Ryder Richards was born in 1977 and raised in Roswell, New Mexico. He currently lives and works in the Dallas, Texas area as an artist, writer, and former curator. After earning degrees from Texas Tech University and Texas Christian University in art with a minor in architecture, he co-founded the RJP Nomadic Gallery, The Art Foundation, and Culture Laboratory Collective. After this he founded of EUTOPIA: Contemporary Art Review (2014-2020). More recently, he began “Let’s THiNK About It” podcast.

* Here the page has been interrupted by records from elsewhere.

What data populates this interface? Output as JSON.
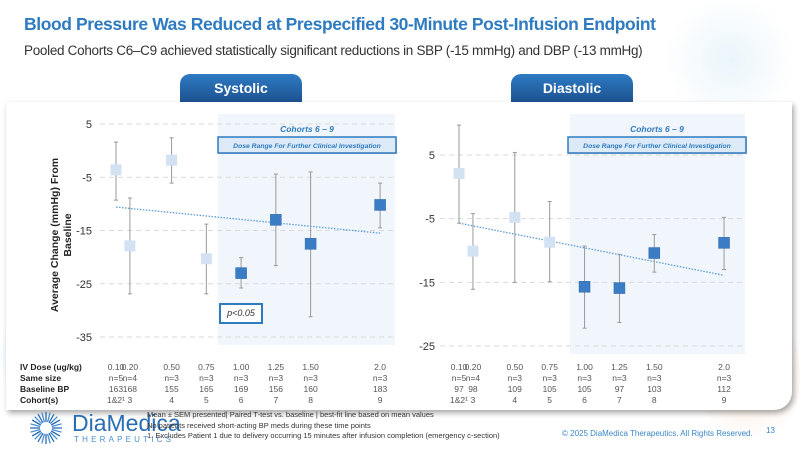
{
  "header": {
    "title": "Blood Pressure Was Reduced at Prespecified 30-Minute Post-Infusion Endpoint",
    "subtitle": "Pooled Cohorts C6–C9 achieved statistically significant reductions in SBP (-15 mmHg) and DBP (-13 mmHg)"
  },
  "tabs": [
    {
      "label": "Systolic"
    },
    {
      "label": "Diastolic"
    }
  ],
  "colors": {
    "accent": "#2f7bc0",
    "marker_light": "#d3e2f3",
    "marker_dark": "#3b7dc4",
    "shade": "#f1f6fc",
    "trend": "#5b9bd5"
  },
  "y_axis_label": "Average Change (mmHg) From Baseline",
  "table_labels": [
    "IV Dose (ug/kg)",
    "Same size",
    "Baseline BP",
    "Cohort(s)"
  ],
  "chart_data": [
    {
      "type": "scatter",
      "title": "Systolic",
      "ylabel": "Average Change (mmHg) From Baseline",
      "ylim": [
        -35,
        5
      ],
      "yticks": [
        "5",
        "-5",
        "-15",
        "-25",
        "-35"
      ],
      "grid": true,
      "highlight_label": "Cohorts 6 – 9",
      "highlight_box": "Dose Range For Further Clinical Investigation",
      "annotation": "p<0.05",
      "trendline": {
        "style": "dotted",
        "from": [
          0.1,
          -10.6
        ],
        "to": [
          2.0,
          -15.5
        ]
      },
      "points": [
        {
          "dose": 0.1,
          "mean": -3.6,
          "low": -9.3,
          "high": 1.6,
          "highlighted": false
        },
        {
          "dose": 0.2,
          "mean": -17.9,
          "low": -26.9,
          "high": -8.9,
          "highlighted": false
        },
        {
          "dose": 0.5,
          "mean": -1.8,
          "low": -6.1,
          "high": 2.4,
          "highlighted": false
        },
        {
          "dose": 0.75,
          "mean": -20.3,
          "low": -26.9,
          "high": -13.8,
          "highlighted": false
        },
        {
          "dose": 1.0,
          "mean": -23.0,
          "low": -25.8,
          "high": -20.1,
          "highlighted": true
        },
        {
          "dose": 1.25,
          "mean": -13.0,
          "low": -21.6,
          "high": -4.4,
          "highlighted": true
        },
        {
          "dose": 1.5,
          "mean": -17.5,
          "low": -31.2,
          "high": -4.0,
          "highlighted": true
        },
        {
          "dose": 2.0,
          "mean": -10.2,
          "low": -14.5,
          "high": -6.1,
          "highlighted": true
        }
      ],
      "table": {
        "dose": [
          "0.10",
          "0.20",
          "0.50",
          "0.75",
          "1.00",
          "1.25",
          "1.50",
          "2.0"
        ],
        "n": [
          "n=5",
          "n=4",
          "n=3",
          "n=3",
          "n=3",
          "n=3",
          "n=3",
          "n=3"
        ],
        "baseline": [
          "163",
          "168",
          "155",
          "165",
          "169",
          "156",
          "160",
          "183"
        ],
        "cohort": [
          "1&2¹",
          "3",
          "4",
          "5",
          "6",
          "7",
          "8",
          "9"
        ]
      }
    },
    {
      "type": "scatter",
      "title": "Diastolic",
      "ylim": [
        -25,
        5
      ],
      "yticks": [
        "5",
        "-5",
        "-15",
        "-25"
      ],
      "grid": true,
      "highlight_label": "Cohorts 6 – 9",
      "highlight_box": "Dose Range For Further Clinical Investigation",
      "trendline": {
        "style": "dotted",
        "from": [
          0.1,
          -5.7
        ],
        "to": [
          2.0,
          -13.9
        ]
      },
      "points": [
        {
          "dose": 0.1,
          "mean": 2.1,
          "low": -5.7,
          "high": 9.7,
          "highlighted": false
        },
        {
          "dose": 0.2,
          "mean": -10.1,
          "low": -16.1,
          "high": -4.2,
          "highlighted": false
        },
        {
          "dose": 0.5,
          "mean": -4.8,
          "low": -15.0,
          "high": 5.4,
          "highlighted": false
        },
        {
          "dose": 0.75,
          "mean": -8.7,
          "low": -14.9,
          "high": -2.3,
          "highlighted": false
        },
        {
          "dose": 1.0,
          "mean": -15.7,
          "low": -22.2,
          "high": -9.3,
          "highlighted": true
        },
        {
          "dose": 1.25,
          "mean": -15.9,
          "low": -21.3,
          "high": -10.6,
          "highlighted": true
        },
        {
          "dose": 1.5,
          "mean": -10.4,
          "low": -13.4,
          "high": -7.5,
          "highlighted": true
        },
        {
          "dose": 2.0,
          "mean": -8.8,
          "low": -13.0,
          "high": -4.8,
          "highlighted": true
        }
      ],
      "table": {
        "dose": [
          "0.10",
          "0.20",
          "0.50",
          "0.75",
          "1.00",
          "1.25",
          "1.50",
          "2.0"
        ],
        "n": [
          "n=5",
          "n=4",
          "n=3",
          "n=3",
          "n=3",
          "n=3",
          "n=3",
          "n=3"
        ],
        "baseline": [
          "97",
          "98",
          "109",
          "105",
          "105",
          "97",
          "103",
          "112"
        ],
        "cohort": [
          "1&2¹",
          "3",
          "4",
          "5",
          "6",
          "7",
          "8",
          "9"
        ]
      }
    }
  ],
  "footer": {
    "logo_name": "DiaMedica",
    "logo_sub": "THERAPEUTICS",
    "notes": [
      "Mean ± SEM presented| Paired T-test vs. baseline | best-fit line based on mean values",
      "No patients received short-acting BP meds during these time points",
      "1.    Excludes Patient 1 due to delivery occurring 15 minutes after infusion completion (emergency c-section)"
    ],
    "copyright": "© 2025 DiaMedica Therapeutics. All Rights Reserved.",
    "page_number": "13"
  }
}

Ryder has participated in many national and international exhibitions and residencies and continues to examine power structures and social/political interactions in an attempt to consider bias.
In the midst of this, Richards was a fellow at Roswell Artist-in-Residence from September 2012 until August 2013, was the art department chair at Eastfield College in Mesquite, TX from 2013-2016, and is now an independent artist and creative director, a podcaster, and woodworker.
With a broad exhibition history, Richards has exhibited at the Bellevue Museum, Seattle; Roswell Museum, Roswell, NM; Olm Space, Switzerland; Public Address, Brooklyn; Museum of Contemporary Art, Thessolanica, Greece; Antena, Chicago; Falling Water, Pennsylvania; Cornell University, Ithaca; Monkskirche, Tangermunde, Germany; Studio Kura, Japan; C2 Pottery Gallery, China; Macedonian Museum of Contemporary Art, Thessaloniki, Greece; Blue Star Contemporary Art Museum, San Antonio; ArtPace, San Antonio; The Luminary, St. Louis ; Lawndale, Houston; Amarillo Museum of Art; San Diego Art Institute; The London Art Fair; University of Oklahoma. Locally, in Dallas, he showed at The Power Station, The Reading Room, Beefhaus, and Gray Matters. Ryder participated in The Texas Biennial 2011 and 2013 and the Dallas Biennial 2012 and 2014.
Publicly, he has artworks in the collection of El Centro College and Richland College, Dallas. Richards has works in the permanent collections of The Anderson Contemporary Museum, Roswell Museum, McNeese University, Richland College, and several private collectors.
My practice has covered many topics, from high-modernist aesthetics as a religion to reputational honor through performed violence. A commonality running through most of my work is observing and engaging with contradictions (both institutional and ideological) to expand the discourse (or at least recognize unspoken bias.)
In the mid-2010’s, I became focused on police violence, multiple forms of power, and the civilian rebuttals to coercion and corruption. Afterward, I focused on labor, class, economics, and gentrification within the art world and its conflicted consumptive practices. This took the form of “Home Depot” art focused on DIY as a form of self-empowerment enmeshed with identity and capitalism.
Currently, I am pondering contradictions and plotting escape.